Soldiers got tattoos to show their devotion to their units (and tolerance for pain); now the rallying cry for body art is "self-expression."

Yeah, because devotion to the government is soooo much better than self-expression. Oh no! That dude is thinking for himself! Draft him now!


Equally mystifying to me is the insistence women have for placing tattoos in out-of-the-way places. ... All the women I know with tattoos place it somewhere that only extremely low-cut attire can reveal. In essence, they get tattoos that no one can see unless they want them to.

Does this dipshit not understand women at all? Did it ever occur to him that perhaps they're getting these tattoos not for him to jerk off over when they are seen by him in the street, but to be sexy with their partner in private? It should be pretty damn obvious — has he never heard of lingerie? Or is he angry that people wear lingerie under their clothes, not on top?


The race is currently on to find the next big piercing spot -- the one that all the rebels around will flock to have perforated. The first big thing was the gender-crossing: men -- straight men -- with earrings! Then we had multiple ear piercings; then nose rings borrowed from the bovine world...
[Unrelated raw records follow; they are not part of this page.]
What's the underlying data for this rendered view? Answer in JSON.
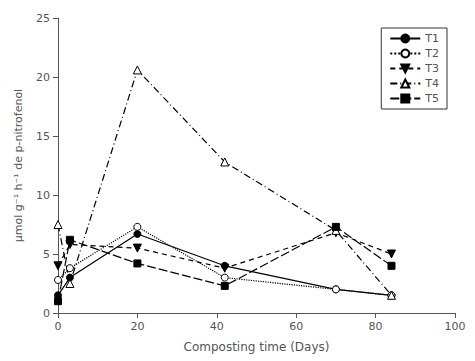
{
  "chart_data": {
    "type": "line",
    "x": [
      0,
      3,
      20,
      42,
      70,
      84
    ],
    "series": [
      {
        "name": "T1",
        "values": [
          1.5,
          3.0,
          6.7,
          4.0,
          2.0,
          1.5
        ],
        "color": "black",
        "marker": "filled_circle",
        "line_style": "solid"
      },
      {
        "name": "T2",
        "values": [
          2.8,
          3.8,
          7.3,
          3.0,
          2.0,
          1.5
        ],
        "color": "black",
        "marker": "open_circle",
        "line_style": "dotted"
      },
      {
        "name": "T3",
        "values": [
          4.0,
          5.8,
          5.5,
          3.8,
          6.8,
          5.0
        ],
        "color": "black",
        "marker": "filled_triangle_down",
        "line_style": "dashed"
      },
      {
        "name": "T4",
        "values": [
          7.5,
          2.5,
          20.6,
          12.8,
          7.0,
          1.5
        ],
        "color": "black",
        "marker": "open_triangle_up",
        "line_style": "dashdot"
      },
      {
        "name": "T5",
        "values": [
          1.0,
          6.2,
          4.2,
          2.3,
          7.3,
          4.0
        ],
        "color": "black",
        "marker": "filled_square",
        "line_style": "longdash"
      }
    ],
    "xlabel": "Composting time (Days)",
    "ylabel": "μmol g⁻¹ h⁻¹ de p-nitrofenol",
    "xlim": [
      0,
      100
    ],
    "ylim": [
      0,
      25
    ],
    "xticks": [
      0,
      20,
      40,
      60,
      80,
      100
    ],
    "yticks": [
      0,
      5,
      10,
      15,
      20,
      25
    ],
    "grid": false,
    "legend": "upper right"
  }
}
Oh no! Men getting earrings — are they “trannies”? Are they “queers”? Straight men are defiling themselves this way? Oh no! Oh no! Anyway, it's one thing to whine about piercing, but to just fabricate piercing trends and piercing history to make one's case seems a little lame.


What's wrong with the way God made us?

Ah, the faith-based argument, last bastion of the whining babies. God — if we're to believe the Christian Bible — has no problems with you piercing or tattooing yourself… And if we're to believe the texts of other holy books, the same holds in the vast majority of them. This all, combined with Alex Watson's other whining articles (“there's too much profanity on TV”), leads me to the inevitable conclusion that Alex Watson is simply another prejudiced moron.
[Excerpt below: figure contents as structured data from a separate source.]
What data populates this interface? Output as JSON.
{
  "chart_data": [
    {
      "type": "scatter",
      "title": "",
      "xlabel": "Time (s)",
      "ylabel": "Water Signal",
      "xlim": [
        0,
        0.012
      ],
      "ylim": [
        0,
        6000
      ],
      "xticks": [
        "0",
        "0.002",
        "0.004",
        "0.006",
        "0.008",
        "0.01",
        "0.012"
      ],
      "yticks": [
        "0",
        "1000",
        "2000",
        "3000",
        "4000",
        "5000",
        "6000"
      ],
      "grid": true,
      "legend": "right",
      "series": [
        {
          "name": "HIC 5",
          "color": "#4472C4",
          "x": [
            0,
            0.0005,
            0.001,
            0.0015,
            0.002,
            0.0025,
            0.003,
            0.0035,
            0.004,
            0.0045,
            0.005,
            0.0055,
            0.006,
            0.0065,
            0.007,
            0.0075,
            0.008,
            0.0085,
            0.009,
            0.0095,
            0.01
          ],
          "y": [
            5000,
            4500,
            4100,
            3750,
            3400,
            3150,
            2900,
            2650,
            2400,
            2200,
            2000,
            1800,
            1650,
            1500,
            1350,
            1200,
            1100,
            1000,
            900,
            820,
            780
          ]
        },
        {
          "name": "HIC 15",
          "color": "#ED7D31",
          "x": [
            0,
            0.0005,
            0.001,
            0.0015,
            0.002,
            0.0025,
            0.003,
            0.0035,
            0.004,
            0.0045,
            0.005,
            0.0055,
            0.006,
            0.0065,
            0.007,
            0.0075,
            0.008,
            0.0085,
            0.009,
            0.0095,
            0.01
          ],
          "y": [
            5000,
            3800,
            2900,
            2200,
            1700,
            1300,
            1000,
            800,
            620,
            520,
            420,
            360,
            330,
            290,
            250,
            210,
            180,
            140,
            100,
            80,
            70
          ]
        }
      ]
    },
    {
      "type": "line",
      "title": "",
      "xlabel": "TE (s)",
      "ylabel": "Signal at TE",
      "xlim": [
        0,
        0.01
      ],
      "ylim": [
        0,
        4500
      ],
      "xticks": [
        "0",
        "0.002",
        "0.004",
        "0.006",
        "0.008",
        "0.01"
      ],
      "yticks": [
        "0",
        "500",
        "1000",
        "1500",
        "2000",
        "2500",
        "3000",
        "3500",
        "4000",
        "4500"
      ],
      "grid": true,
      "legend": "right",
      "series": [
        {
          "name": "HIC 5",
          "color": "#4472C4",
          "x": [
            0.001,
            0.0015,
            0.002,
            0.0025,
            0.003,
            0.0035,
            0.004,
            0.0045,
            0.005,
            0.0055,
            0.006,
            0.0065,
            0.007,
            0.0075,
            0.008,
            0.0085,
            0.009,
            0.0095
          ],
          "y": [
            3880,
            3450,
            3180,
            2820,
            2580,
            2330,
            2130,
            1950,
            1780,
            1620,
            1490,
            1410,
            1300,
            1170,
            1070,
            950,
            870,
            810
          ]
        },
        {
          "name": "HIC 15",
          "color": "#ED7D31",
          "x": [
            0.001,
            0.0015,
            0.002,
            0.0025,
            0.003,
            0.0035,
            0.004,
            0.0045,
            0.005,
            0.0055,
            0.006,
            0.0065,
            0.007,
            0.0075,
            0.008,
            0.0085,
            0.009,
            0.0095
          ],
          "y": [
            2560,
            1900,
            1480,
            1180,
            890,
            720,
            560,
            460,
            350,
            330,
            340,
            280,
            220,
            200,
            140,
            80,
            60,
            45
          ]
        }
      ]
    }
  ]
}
And now for something lighter to finish off this update; an email I received this morning:


Subject: did it hurt
From: faye loughrey

Hi shannon my name is faye u sound nice i wondered iwant my belly dun my parents will let me but it is sssssssssssoooooooooo long to wait i av got to wait till 2 weeks before xmas please cud u help
      luv faye

Um… Wouldn't that mean you only have to wait three days?